At the end of the fall semester, the Office of Academic Resources (OAR) added a new offering, Accountability Buddies. This program is a variation of the body doubling strategy that first emerged as a way to cope with ADHD.
Body doubling gets its name from the practice of literally doubling the number of ‘bodies’ in a space to accomplish a task. However, unlike in tutoring or a study group, the ‘bodies’, or people, are not working together, or even on the same thing. Instead, the participants will quietly work towards their own goals, with others’ presence holding them accountable and keeping their minds from wandering off.
The idea behind the program is that people who may be easily distracted if alone will remember to focus on their work if others are present, even if those others aren’t intentionally reminding them to do so. This is supposedly especially–although not exclusively–applicable to people with ADHD. According to Medical News Today, no research currently exists on the effectiveness of body doubling. ADHD self-help groups developed the strategy after members found themselves more motivated to complete tasks in the presence of another.

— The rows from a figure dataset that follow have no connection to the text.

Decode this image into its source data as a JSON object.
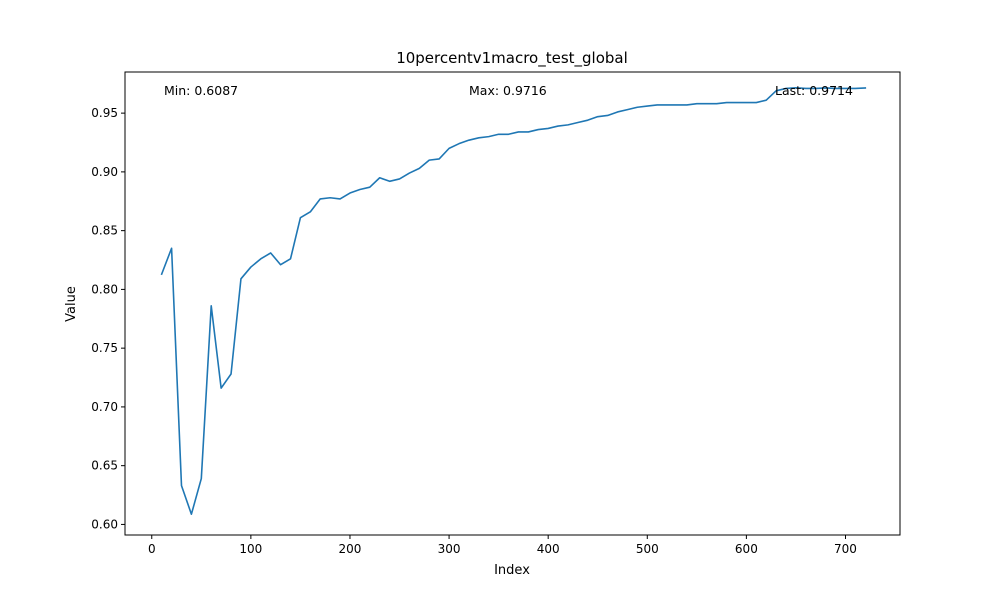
{
  "colors": {
    "line": "#1f77b4",
    "background": "#ffffff",
    "axes": "#000000"
  },
  "chart_data": {
    "type": "line",
    "title": "10percentv1macro_test_global",
    "xlabel": "Index",
    "ylabel": "Value",
    "xlim": [
      -27,
      755
    ],
    "ylim": [
      0.591,
      0.985
    ],
    "xticks": [
      0,
      100,
      200,
      300,
      400,
      500,
      600,
      700
    ],
    "yticks": [
      0.6,
      0.65,
      0.7,
      0.75,
      0.8,
      0.85,
      0.9,
      0.95
    ],
    "xtick_labels": [
      "0",
      "100",
      "200",
      "300",
      "400",
      "500",
      "600",
      "700"
    ],
    "ytick_labels": [
      "0.60",
      "0.65",
      "0.70",
      "0.75",
      "0.80",
      "0.85",
      "0.90",
      "0.95"
    ],
    "grid": false,
    "annotations": {
      "min": "Min: 0.6087",
      "max": "Max: 0.9716",
      "last": "Last: 0.9714"
    },
    "series": [
      {
        "x": [
          10,
          20,
          30,
          40,
          50,
          60,
          70,
          80,
          90,
          100,
          110,
          120,
          130,
          140,
          150,
          160,
          170,
          180,
          190,
          200,
          210,
          220,
          230,
          240,
          250,
          260,
          270,
          280,
          290,
          300,
          310,
          320,
          330,
          340,
          350,
          360,
          370,
          380,
          390,
          400,
          410,
          420,
          430,
          440,
          450,
          460,
          470,
          480,
          490,
          500,
          510,
          520,
          530,
          540,
          550,
          560,
          570,
          580,
          590,
          600,
          610,
          620,
          630,
          640,
          650,
          660,
          670,
          680,
          690,
          700,
          710,
          720
        ],
        "y": [
          0.813,
          0.835,
          0.633,
          0.6087,
          0.639,
          0.786,
          0.716,
          0.728,
          0.809,
          0.819,
          0.826,
          0.831,
          0.821,
          0.826,
          0.861,
          0.866,
          0.877,
          0.878,
          0.877,
          0.882,
          0.885,
          0.887,
          0.895,
          0.892,
          0.894,
          0.899,
          0.903,
          0.91,
          0.911,
          0.92,
          0.924,
          0.927,
          0.929,
          0.93,
          0.932,
          0.932,
          0.934,
          0.934,
          0.936,
          0.937,
          0.939,
          0.94,
          0.942,
          0.944,
          0.947,
          0.948,
          0.951,
          0.953,
          0.955,
          0.956,
          0.957,
          0.957,
          0.957,
          0.957,
          0.958,
          0.958,
          0.958,
          0.959,
          0.959,
          0.959,
          0.959,
          0.961,
          0.969,
          0.971,
          0.9716,
          0.971,
          0.971,
          0.9714,
          0.971,
          0.971,
          0.971,
          0.9714
        ]
      }
    ]
  }
}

There are several theories as to why body doubling works. Linda Anderson, an ADHD coach for the Attention Deficit Disorder Association, writes that working in a space with others might be “a physical anchor for the distracted individual who feels more focused by the presence of another person in their space.” She explains, ”the distracted person feels responsible to and for the body double.” Alternatively, she suggests that, particularly for people with ADHD, having a person less prone to distraction helps the person with ADHD model their behavior and stay on task.

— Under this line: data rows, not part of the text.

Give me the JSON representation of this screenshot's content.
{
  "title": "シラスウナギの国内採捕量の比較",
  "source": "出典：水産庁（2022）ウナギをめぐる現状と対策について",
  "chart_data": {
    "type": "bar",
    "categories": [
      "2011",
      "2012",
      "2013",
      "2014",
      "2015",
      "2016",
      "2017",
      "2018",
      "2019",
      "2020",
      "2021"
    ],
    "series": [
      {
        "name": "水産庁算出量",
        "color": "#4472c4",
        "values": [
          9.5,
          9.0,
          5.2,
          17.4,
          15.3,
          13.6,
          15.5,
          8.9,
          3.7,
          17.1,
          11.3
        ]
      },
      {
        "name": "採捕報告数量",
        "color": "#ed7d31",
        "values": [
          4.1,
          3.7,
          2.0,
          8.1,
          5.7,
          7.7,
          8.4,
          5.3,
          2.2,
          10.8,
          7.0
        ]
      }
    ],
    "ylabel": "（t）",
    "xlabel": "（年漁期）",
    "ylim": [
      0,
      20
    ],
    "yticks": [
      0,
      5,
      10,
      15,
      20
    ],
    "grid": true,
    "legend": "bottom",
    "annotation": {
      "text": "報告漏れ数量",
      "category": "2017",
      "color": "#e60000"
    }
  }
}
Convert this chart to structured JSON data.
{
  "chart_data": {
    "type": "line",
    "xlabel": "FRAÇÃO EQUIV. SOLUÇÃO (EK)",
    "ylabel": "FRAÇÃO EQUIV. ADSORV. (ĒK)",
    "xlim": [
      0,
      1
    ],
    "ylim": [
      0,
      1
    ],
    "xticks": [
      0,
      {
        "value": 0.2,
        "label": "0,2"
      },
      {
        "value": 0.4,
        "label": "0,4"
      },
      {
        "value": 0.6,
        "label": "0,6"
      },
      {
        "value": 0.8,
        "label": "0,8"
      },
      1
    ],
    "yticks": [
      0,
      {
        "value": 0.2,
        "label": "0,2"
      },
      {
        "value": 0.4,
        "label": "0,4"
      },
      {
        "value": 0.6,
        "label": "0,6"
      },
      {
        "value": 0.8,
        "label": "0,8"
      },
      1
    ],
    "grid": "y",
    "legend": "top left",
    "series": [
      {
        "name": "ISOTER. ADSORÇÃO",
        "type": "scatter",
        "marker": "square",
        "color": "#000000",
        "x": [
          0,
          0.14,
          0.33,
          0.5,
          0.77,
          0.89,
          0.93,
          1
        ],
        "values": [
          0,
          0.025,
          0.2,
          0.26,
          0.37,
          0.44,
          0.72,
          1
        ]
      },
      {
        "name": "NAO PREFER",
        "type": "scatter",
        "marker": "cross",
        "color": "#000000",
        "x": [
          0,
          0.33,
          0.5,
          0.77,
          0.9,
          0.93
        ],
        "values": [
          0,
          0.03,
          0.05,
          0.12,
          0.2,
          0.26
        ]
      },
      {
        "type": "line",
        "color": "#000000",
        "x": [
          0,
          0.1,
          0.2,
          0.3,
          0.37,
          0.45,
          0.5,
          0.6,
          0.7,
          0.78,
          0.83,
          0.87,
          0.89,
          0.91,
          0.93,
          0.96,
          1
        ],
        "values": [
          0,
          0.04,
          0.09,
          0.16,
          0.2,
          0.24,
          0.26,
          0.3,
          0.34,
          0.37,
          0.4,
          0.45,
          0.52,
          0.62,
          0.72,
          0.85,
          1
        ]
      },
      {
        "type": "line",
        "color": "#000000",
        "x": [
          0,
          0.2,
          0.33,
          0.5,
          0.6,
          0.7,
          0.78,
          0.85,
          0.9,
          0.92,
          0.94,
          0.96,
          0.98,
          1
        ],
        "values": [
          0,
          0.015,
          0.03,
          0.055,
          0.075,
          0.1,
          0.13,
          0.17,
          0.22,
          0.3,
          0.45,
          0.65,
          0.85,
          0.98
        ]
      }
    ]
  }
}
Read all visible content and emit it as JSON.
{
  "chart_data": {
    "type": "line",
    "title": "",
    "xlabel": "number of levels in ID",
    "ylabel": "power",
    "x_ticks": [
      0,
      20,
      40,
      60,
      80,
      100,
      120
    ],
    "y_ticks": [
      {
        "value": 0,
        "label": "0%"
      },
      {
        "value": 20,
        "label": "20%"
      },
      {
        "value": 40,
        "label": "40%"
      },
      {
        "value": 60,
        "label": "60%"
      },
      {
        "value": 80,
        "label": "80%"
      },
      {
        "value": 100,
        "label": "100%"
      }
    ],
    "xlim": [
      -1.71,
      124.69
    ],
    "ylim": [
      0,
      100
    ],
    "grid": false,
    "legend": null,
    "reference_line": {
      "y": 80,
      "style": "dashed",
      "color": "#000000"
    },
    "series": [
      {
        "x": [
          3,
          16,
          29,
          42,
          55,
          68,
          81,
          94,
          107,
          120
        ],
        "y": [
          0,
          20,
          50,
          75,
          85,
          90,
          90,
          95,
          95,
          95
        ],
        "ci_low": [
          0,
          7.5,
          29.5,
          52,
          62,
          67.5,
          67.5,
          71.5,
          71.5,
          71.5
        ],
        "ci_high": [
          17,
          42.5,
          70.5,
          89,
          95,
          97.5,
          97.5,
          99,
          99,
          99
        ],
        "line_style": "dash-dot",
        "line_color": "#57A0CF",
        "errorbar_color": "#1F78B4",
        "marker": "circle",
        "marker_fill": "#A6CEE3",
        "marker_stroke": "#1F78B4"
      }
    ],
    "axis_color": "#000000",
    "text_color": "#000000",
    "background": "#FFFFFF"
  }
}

In an academic setting, body doubling would take the form of placing a small group of people in the same room, where they could quietly work on homework, study, or do other academic work, without talking to each other. Ideally, none of these people would be friends with each other, because of the possibility of disruption.

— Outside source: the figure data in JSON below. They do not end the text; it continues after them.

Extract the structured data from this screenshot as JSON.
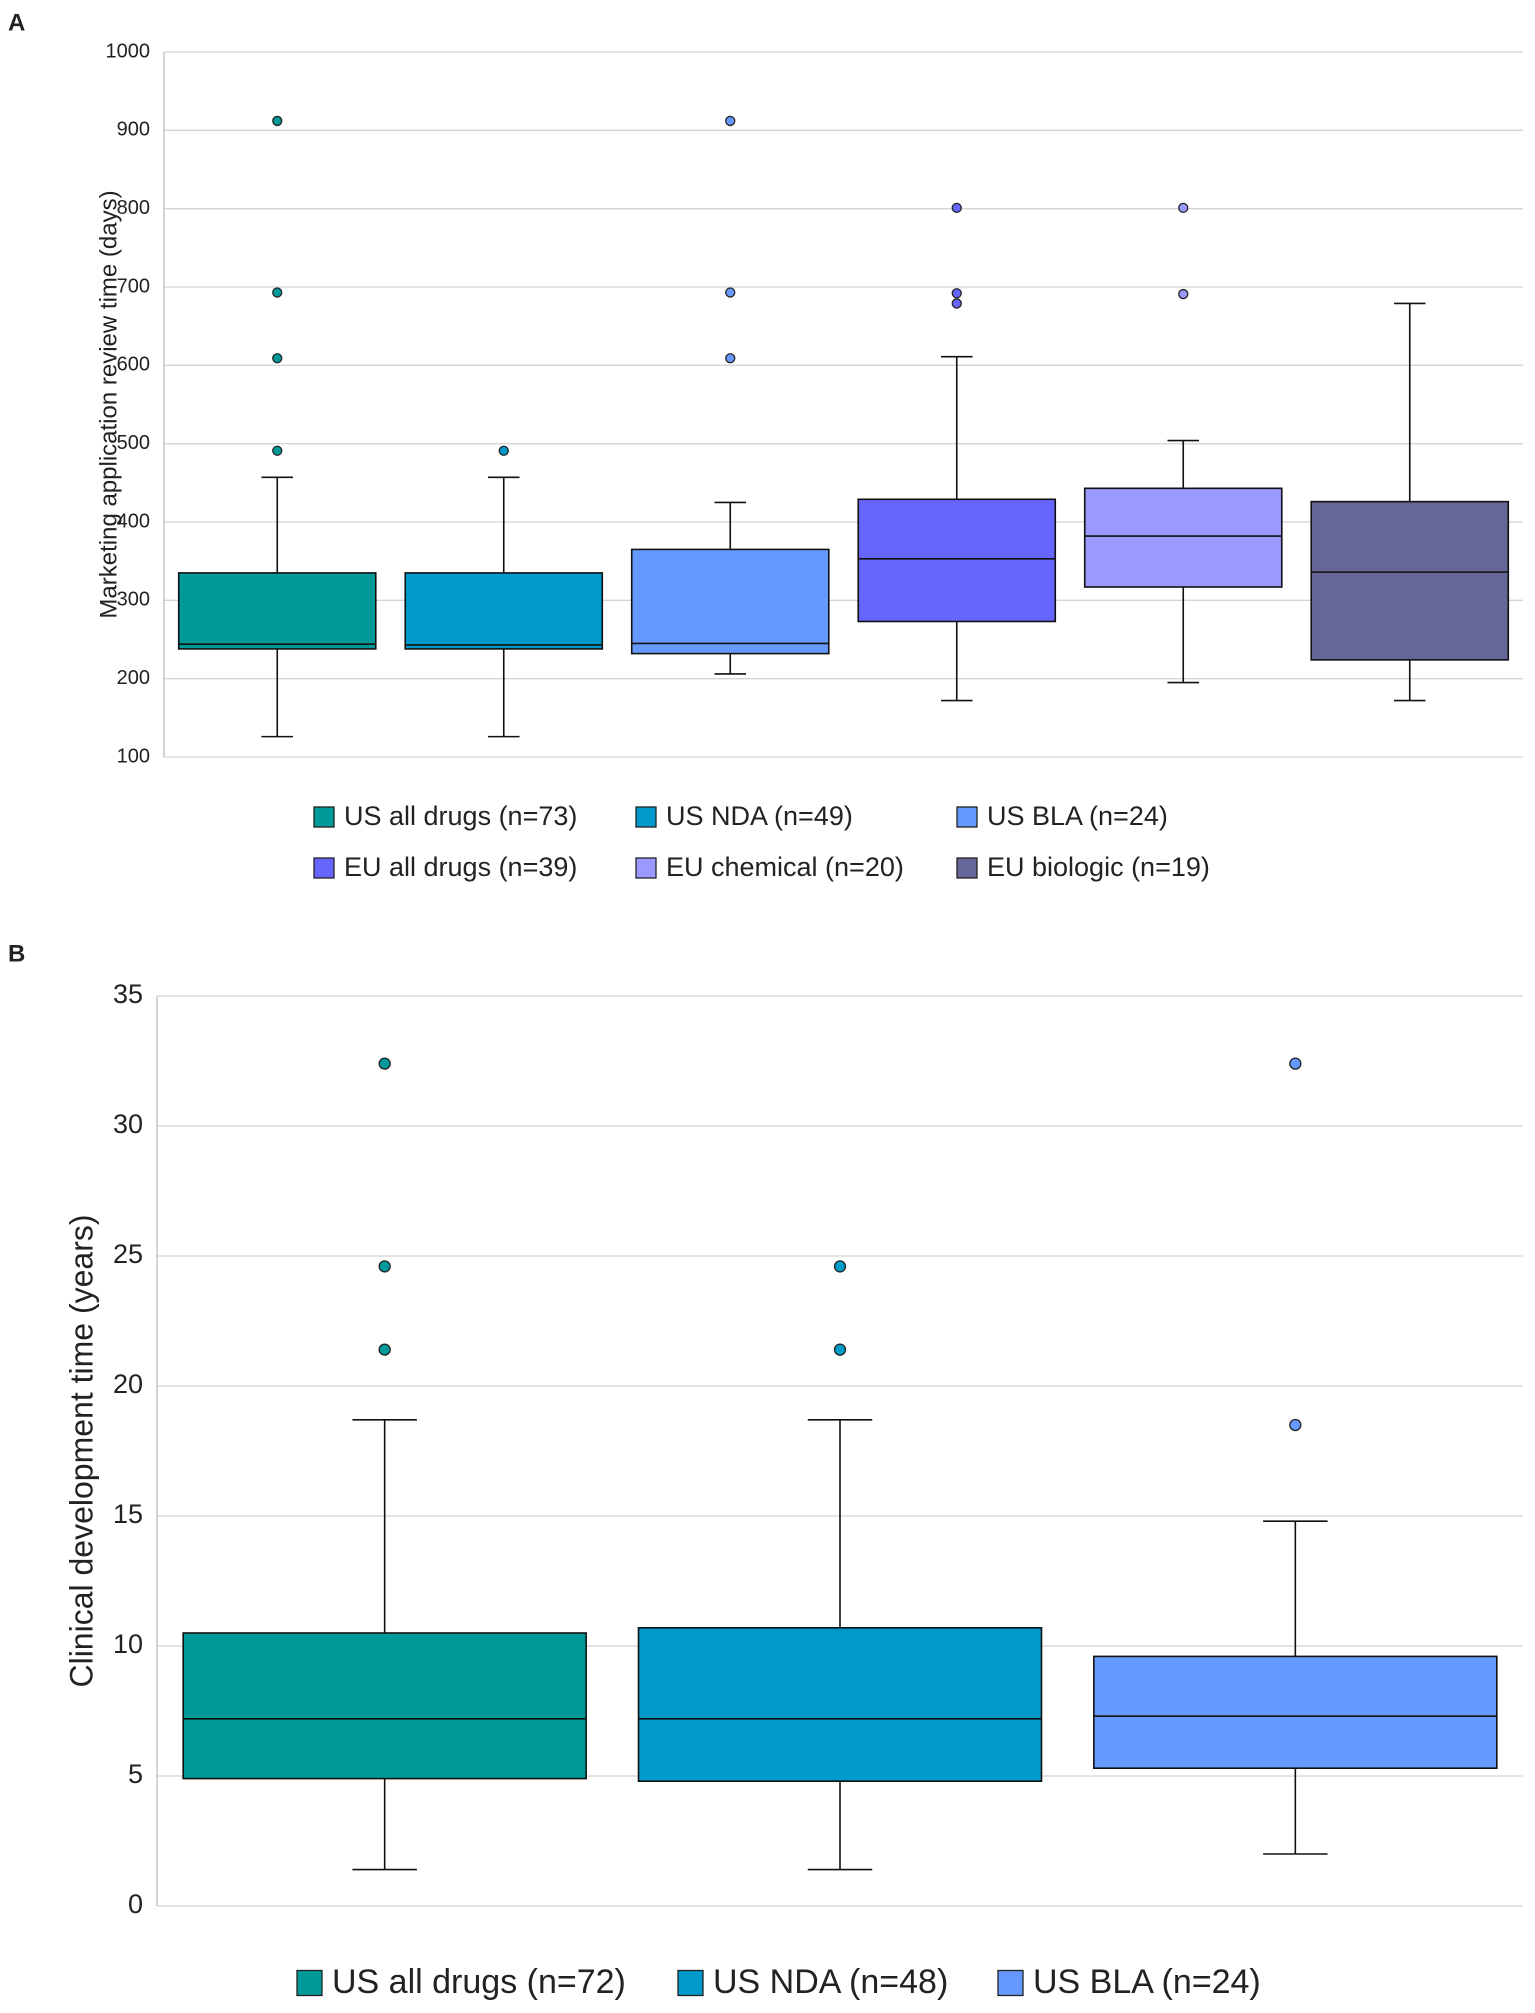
{
  "chart_data": [
    {
      "type": "boxplot",
      "panel_label": "A",
      "y_label": "Marketing application review time (days)",
      "ylim": [
        100,
        1000
      ],
      "yticks": [
        100,
        200,
        300,
        400,
        500,
        600,
        700,
        800,
        900,
        1000
      ],
      "grid": true,
      "series": [
        {
          "name": "US all drugs (n=73)",
          "color": "#009999",
          "whisker_low": 126,
          "q1": 238,
          "median": 244,
          "q3": 335,
          "whisker_high": 457,
          "outliers": [
            912,
            693,
            609,
            491
          ]
        },
        {
          "name": "US NDA (n=49)",
          "color": "#0099cc",
          "whisker_low": 126,
          "q1": 238,
          "median": 243,
          "q3": 335,
          "whisker_high": 457,
          "outliers": [
            491
          ]
        },
        {
          "name": "US BLA (n=24)",
          "color": "#6699ff",
          "whisker_low": 206,
          "q1": 232,
          "median": 245,
          "q3": 365,
          "whisker_high": 425,
          "outliers": [
            912,
            693,
            609
          ]
        },
        {
          "name": "EU all drugs (n=39)",
          "color": "#6666ff",
          "whisker_low": 172,
          "q1": 273,
          "median": 353,
          "q3": 429,
          "whisker_high": 611,
          "outliers": [
            801,
            692,
            679
          ]
        },
        {
          "name": "EU chemical (n=20)",
          "color": "#9999ff",
          "whisker_low": 195,
          "q1": 317,
          "median": 382,
          "q3": 443,
          "whisker_high": 504,
          "outliers": [
            801,
            691
          ]
        },
        {
          "name": "EU biologic (n=19)",
          "color": "#666699",
          "whisker_low": 172,
          "q1": 224,
          "median": 336,
          "q3": 426,
          "whisker_high": 679,
          "outliers": []
        }
      ]
    },
    {
      "type": "boxplot",
      "panel_label": "B",
      "y_label": "Clinical development time (years)",
      "ylim": [
        0,
        35
      ],
      "yticks": [
        0,
        5,
        10,
        15,
        20,
        25,
        30,
        35
      ],
      "grid": true,
      "series": [
        {
          "name": "US all drugs (n=72)",
          "color": "#009999",
          "whisker_low": 1.4,
          "q1": 4.9,
          "median": 7.2,
          "q3": 10.5,
          "whisker_high": 18.7,
          "outliers": [
            32.4,
            24.6,
            21.4
          ]
        },
        {
          "name": "US NDA (n=48)",
          "color": "#0099cc",
          "whisker_low": 1.4,
          "q1": 4.8,
          "median": 7.2,
          "q3": 10.7,
          "whisker_high": 18.7,
          "outliers": [
            24.6,
            21.4
          ]
        },
        {
          "name": "US BLA (n=24)",
          "color": "#6699ff",
          "whisker_low": 2.0,
          "q1": 5.3,
          "median": 7.3,
          "q3": 9.6,
          "whisker_high": 14.8,
          "outliers": [
            32.4,
            18.5
          ]
        }
      ]
    }
  ]
}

Body doubling was introduced into the OAR by Disability Advocacy for Students at Haverford (DASH) members in early November. Students came up with the idea but reached out to the OAR in order to reserve rooms for the program and publicize it.
Time slots for the program are available in three-hour intervals from 7:00 PM to 1:00 AM. The Stokes K, Stokes J (both of which are in the OAR), or Lutnick 129. The OAR rooms are available for the Accountability Buddies program seven days a week. Lutnick 129 will be reserved for the program from 7:00 PM to 11:00 PM on Mondays and Thursdays. Although the link has not yet been posted on the main document for the program, there is also a Zoom option.
As we move into the spring semester, new tools like the Accountability Buddies program are important to a good start.